I don’t need to tell you that rain is poetry (the earth is an open mouth)
By Pascalle Burton
Published 22 April 2026
'X marks the spot—the whole thing’s an X.'
from The Ignoramus of Love by Destroyer
this morning, I stepped outside
it had rained overnight
the darkened bitumen, glistening blades of grass and gutterstream
the untouched ground beneath the cantilevers
an impermanent literary artefact
this is nature’s improvisation
droplets placed in space and time
—just riffing—
large fall fast
small fall slow
no leader, all collective, never boring
and just when you pick the rhythm, the pattern shifts
it shapes us
permeates what it touches
erodes, glides over, refills us
everything atmospheric, everywhere, always
playing its part in the rise and fall of civilisations
can tears form raindrops and cross the globe?
be flushed into rivers and oceans 14,000 kilometres away
sucked into turbulent air currents
landing its song on strange surfaces
kissing the sand on a beach
or a hill outside a city
then, in its own time, swept back up and carried to meet you
what do we water when we cry?
or maybe what I mean is
what do we help to live?
The second part of this poem is intended to be read lightly and rhythmically underneath the first part.
"everything atmospheric, everywhere, always" is from a 1960 report by John Bellamy and Harry Wexler written about the measuring capacity of TIROS-1, the first operational weather satellite.
"never boring" refers to the 1969 poem Rain by Francis Ponge (translated by Joshua Corey and Jean-Luc Garneau), where rain is described as ‘a concert without monotony’.

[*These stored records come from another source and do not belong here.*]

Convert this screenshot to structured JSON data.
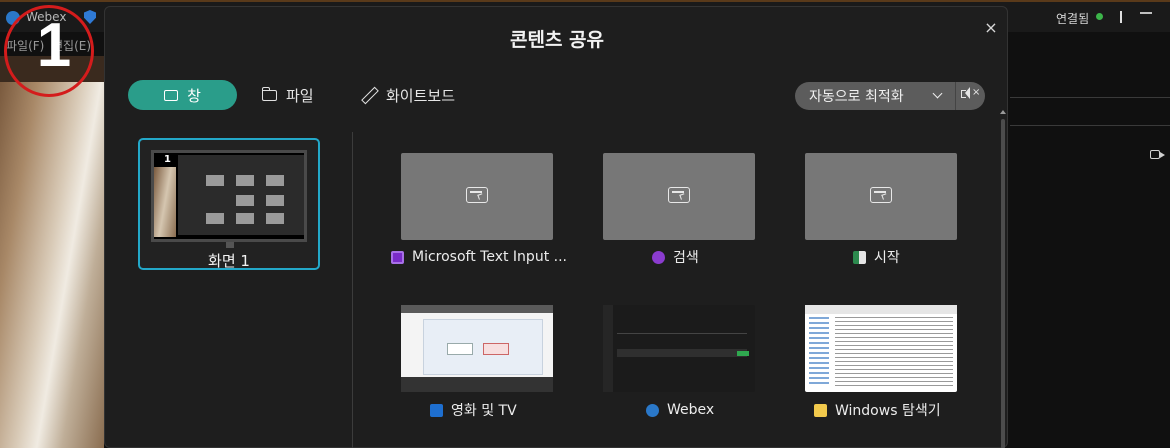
{
  "background_app": {
    "app_name": "Webex",
    "menu": [
      "파일(F)",
      "편집(E)"
    ],
    "status": "연결됨",
    "annotation_number": "1"
  },
  "modal": {
    "title": "콘텐츠 공유",
    "close_symbol": "×",
    "tabs": [
      {
        "label": "창",
        "icon": "window-icon",
        "selected": true
      },
      {
        "label": "파일",
        "icon": "folder-icon",
        "selected": false
      },
      {
        "label": "화이트보드",
        "icon": "pencil-icon",
        "selected": false
      }
    ],
    "optimize": {
      "label": "자동으로 최적화",
      "icon": "chevron-down-icon"
    },
    "mute": {
      "icon": "speaker-muted-icon"
    },
    "screens": [
      {
        "label": "화면 1",
        "selected": true
      }
    ],
    "windows": [
      {
        "label": "Microsoft Text Input ...",
        "icon": "text-input-icon",
        "icon_color": "#7a2bc9",
        "thumbnail": "placeholder"
      },
      {
        "label": "검색",
        "icon": "search-icon",
        "icon_color": "#8b3ccf",
        "thumbnail": "placeholder"
      },
      {
        "label": "시작",
        "icon": "start-icon",
        "icon_color": "#2c8a4e",
        "thumbnail": "placeholder"
      },
      {
        "label": "영화 및 TV",
        "icon": "movies-tv-icon",
        "icon_color": "#1e6fd0",
        "thumbnail": "preview"
      },
      {
        "label": "Webex",
        "icon": "webex-icon",
        "icon_color": "#2a78c9",
        "thumbnail": "preview"
      },
      {
        "label": "Windows 탐색기",
        "icon": "file-explorer-icon",
        "icon_color": "#f2c94c",
        "thumbnail": "preview"
      }
    ]
  },
  "colors": {
    "accent_teal": "#2a9d8a",
    "selection_border": "#23a8c9",
    "annotation_red": "#d41c1c",
    "status_green": "#3cb54a"
  }
}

Poets are often asked the question, ‘What is poetry?’ My answers to this tend to be multiple and open because poetry can inhabit so many dimensions. The prompt for this year’s Poem Forest – The Sounds of Country – immediately brought me to the same feeling about rain. Rain is a great connector to absolutely everything. It is tangible, audible and transformative. It can nourish and demolish. I wanted to capture the artistry of rain: from the temporary marks it creates to the rhythmic sounds it makes, like an uninhibited painter or musician.
I also started to think about the rain cycle’s ability to move particles from one place to another. With a genocide being live-streamed across the globe and, simultaneously, urgent humanitarian aid being blocked from getting into Gaza, I wanted to imagine how rain could have the ability to transcend those enormous distances and systemic barriers.

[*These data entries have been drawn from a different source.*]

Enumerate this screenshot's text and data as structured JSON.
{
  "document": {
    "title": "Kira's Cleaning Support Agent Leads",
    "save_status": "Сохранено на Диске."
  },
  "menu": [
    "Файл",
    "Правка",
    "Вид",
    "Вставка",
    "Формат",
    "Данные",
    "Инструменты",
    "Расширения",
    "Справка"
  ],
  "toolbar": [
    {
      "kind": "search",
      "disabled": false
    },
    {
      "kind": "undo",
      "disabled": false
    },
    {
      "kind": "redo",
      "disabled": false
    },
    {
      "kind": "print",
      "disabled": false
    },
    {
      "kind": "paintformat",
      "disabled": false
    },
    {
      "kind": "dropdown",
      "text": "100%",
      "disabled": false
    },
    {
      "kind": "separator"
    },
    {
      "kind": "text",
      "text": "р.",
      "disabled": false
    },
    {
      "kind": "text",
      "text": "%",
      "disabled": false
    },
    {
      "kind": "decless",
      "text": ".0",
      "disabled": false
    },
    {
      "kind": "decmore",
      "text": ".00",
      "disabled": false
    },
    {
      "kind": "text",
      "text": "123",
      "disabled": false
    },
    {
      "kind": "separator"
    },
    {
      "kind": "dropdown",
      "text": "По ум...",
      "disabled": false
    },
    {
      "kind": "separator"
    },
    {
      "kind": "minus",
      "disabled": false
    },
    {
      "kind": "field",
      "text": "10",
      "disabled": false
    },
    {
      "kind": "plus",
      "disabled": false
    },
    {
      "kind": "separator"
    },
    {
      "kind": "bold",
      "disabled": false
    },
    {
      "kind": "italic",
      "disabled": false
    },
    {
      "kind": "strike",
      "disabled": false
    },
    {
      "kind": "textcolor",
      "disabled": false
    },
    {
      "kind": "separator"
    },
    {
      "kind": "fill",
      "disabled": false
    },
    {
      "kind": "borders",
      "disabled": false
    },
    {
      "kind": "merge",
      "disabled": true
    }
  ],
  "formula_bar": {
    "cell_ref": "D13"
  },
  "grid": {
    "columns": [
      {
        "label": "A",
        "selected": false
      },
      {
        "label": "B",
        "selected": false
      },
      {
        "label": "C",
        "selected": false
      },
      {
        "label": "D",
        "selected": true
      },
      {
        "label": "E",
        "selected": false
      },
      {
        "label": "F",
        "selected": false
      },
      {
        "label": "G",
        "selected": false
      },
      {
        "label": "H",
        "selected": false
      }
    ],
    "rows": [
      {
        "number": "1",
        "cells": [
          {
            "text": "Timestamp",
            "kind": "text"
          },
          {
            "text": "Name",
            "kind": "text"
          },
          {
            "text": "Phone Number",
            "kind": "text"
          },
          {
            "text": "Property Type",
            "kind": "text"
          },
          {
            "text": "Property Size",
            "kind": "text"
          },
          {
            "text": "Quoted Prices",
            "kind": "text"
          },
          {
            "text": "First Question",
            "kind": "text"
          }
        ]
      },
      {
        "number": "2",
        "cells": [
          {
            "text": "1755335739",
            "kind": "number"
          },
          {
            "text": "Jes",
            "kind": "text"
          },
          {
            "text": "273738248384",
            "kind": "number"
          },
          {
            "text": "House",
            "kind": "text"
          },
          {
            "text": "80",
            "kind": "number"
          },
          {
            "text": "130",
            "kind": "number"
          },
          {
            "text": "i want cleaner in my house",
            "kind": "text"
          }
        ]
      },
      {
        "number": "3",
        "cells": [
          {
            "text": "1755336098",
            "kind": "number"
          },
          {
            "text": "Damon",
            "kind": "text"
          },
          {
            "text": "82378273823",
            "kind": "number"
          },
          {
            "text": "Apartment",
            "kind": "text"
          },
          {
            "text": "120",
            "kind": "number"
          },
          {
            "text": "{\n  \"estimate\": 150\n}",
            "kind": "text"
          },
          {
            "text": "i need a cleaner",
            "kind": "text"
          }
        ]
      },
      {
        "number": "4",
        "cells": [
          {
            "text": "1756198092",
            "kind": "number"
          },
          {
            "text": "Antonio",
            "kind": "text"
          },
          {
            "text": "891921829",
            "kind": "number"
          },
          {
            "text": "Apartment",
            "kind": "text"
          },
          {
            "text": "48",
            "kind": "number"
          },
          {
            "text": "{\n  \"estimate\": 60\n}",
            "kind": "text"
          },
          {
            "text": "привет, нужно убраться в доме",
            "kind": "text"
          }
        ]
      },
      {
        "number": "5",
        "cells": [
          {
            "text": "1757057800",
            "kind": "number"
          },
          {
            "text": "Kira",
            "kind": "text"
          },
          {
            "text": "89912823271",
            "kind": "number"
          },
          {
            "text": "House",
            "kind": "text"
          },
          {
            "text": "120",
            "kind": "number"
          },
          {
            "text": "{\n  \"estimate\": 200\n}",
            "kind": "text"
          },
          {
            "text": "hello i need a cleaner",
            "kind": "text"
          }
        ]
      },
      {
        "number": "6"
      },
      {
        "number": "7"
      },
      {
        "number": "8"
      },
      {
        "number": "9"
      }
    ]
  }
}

I recorded the rain from inside my car and eventually used this in the audio. But I also wanted to capture rain’s sonic element in the poem itself and so the second visual poem began to materialise. I could imagine it being read lightly underneath the first part to give the effect of ambient rain.

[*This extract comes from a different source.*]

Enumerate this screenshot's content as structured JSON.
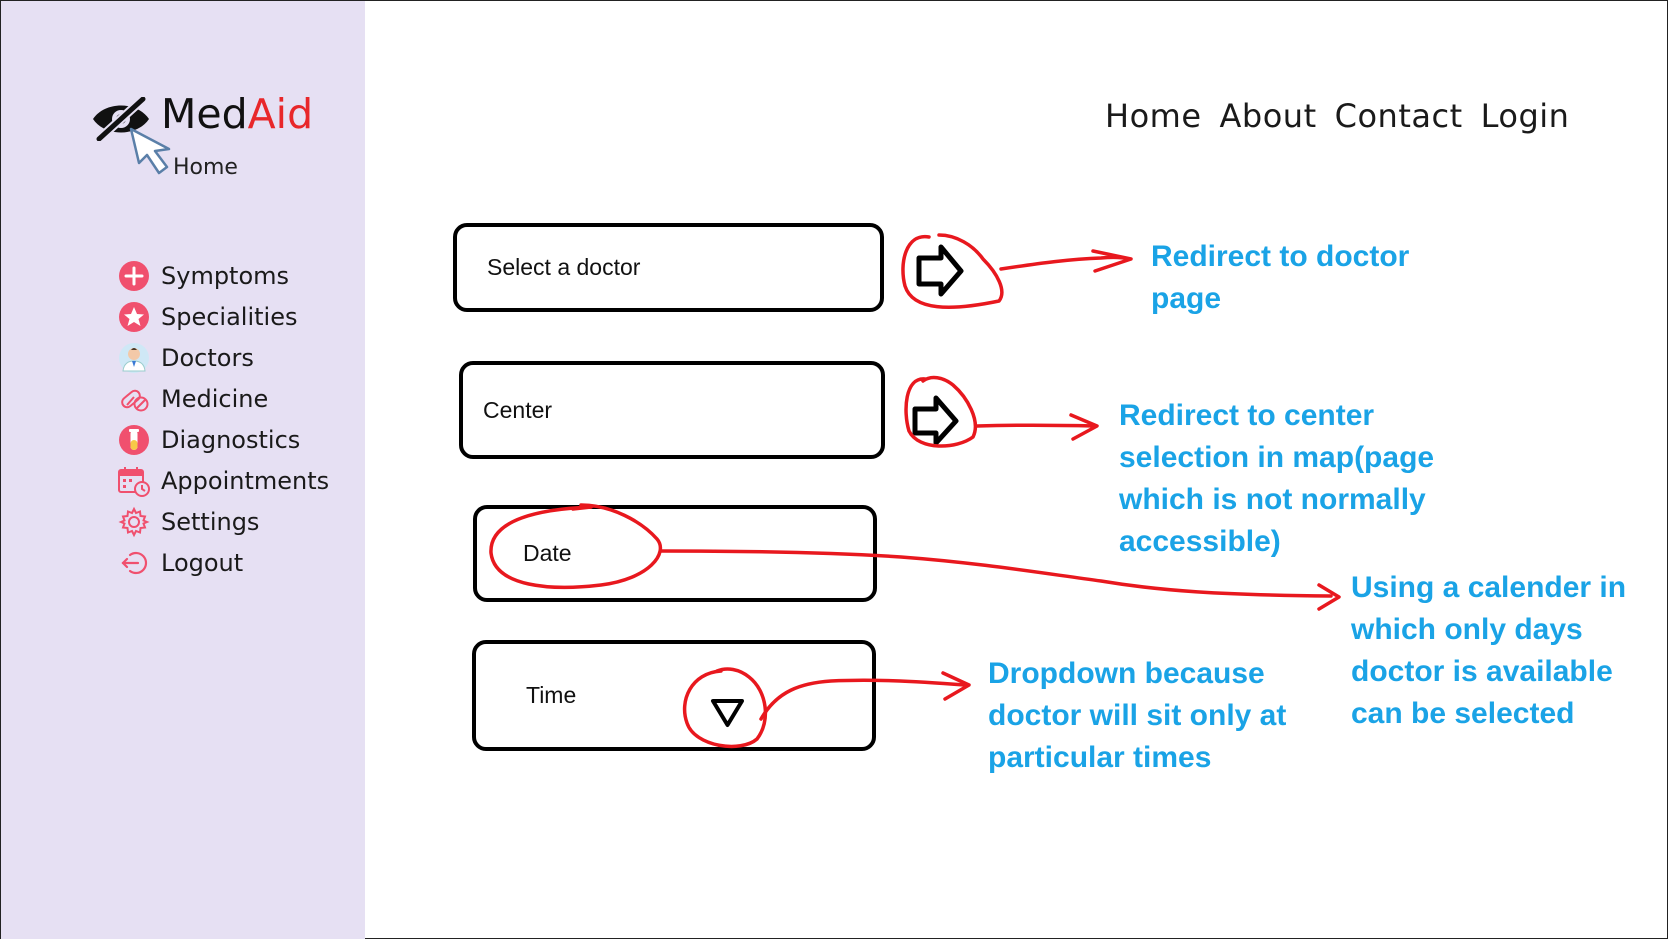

In terms of form, I’ve used pattern but also tried to lean into natural shifts. In the main poem, the lines in each stanza are of variable lengths with five lines in the first and third stanzas, seven in the second and fourth and three in the closing stanza. In the second visual poem, I hope to have captured this sense of pattern and shift, too; the recurring metaphor of the mouth is ‘breathing’ rhythmically but the shifts come through the visible length of the words and the subsequent spacing of the raindrops.
The poem was made, including recording the rain, in Magan-djin on unceded Yuggera, Jagera and Turrbal lands, and I pay my respects and gratitude to the Traditional Owners and Custodians, and to Elders past and present.